The freezing of federal energy and manufacturing funding programs created real economic damage to America’s economy and global competitiveness. Every dollar that was kept on the sidelines was a dollar that was not being used to buy materials and equipment, pay workers, and support local economies more broadly.
The delay in releasing these funds meant that the United States missed opportunities to advance domestic manufacturing, create jobs, and develop the clean energy technologies that would shape the global economy for decades to come. The cost of delay was substantial and increased by the second. In fact, every day of delay translated into $10 million of lost economic output – money that was never recovered.
The logic was simple. Over time, goods and services got more expensive. A dollar spent the following year would not buy as much as a dollar at that time. That meant less economic value overall: less equipment and materials purchased, fewer people employed, and less real economic activity created in the communities where the projects were located. Because the total amounts of the grants were already fixed, the lost economic output from that lower purchasing power was gone forever.
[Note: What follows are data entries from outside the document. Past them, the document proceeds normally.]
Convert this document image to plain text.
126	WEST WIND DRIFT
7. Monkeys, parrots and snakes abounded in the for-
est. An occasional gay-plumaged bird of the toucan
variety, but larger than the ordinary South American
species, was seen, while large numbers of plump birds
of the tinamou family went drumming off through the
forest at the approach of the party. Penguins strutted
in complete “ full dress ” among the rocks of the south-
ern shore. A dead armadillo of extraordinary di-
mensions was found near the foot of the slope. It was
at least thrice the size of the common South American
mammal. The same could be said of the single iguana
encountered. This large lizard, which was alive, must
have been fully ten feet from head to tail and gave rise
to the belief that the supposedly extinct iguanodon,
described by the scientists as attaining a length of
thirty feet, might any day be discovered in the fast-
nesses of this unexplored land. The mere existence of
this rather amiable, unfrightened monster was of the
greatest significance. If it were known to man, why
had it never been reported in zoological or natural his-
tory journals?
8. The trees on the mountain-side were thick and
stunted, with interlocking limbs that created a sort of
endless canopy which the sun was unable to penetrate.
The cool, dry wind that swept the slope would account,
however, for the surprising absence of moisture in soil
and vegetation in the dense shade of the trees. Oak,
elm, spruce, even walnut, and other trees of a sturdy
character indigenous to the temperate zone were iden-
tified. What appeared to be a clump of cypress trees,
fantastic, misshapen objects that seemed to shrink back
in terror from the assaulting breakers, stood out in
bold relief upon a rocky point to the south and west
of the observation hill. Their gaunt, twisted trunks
These federal incentives had already catalyzed massive announced investments nationwide, demonstrating their potential to stimulate private sector investment, create high-quality jobs, and revitalize legacy manufacturing communities. The federal funding freeze, however, cast widespread uncertainty over those projects – and threatened to drive disinvestment from promising American energy and manufacturing projects.
C2ES partnered with research firm Greenline Insights to quantify the cumulative and accelerating impact of federal clean energy and manufacturing funding freezes.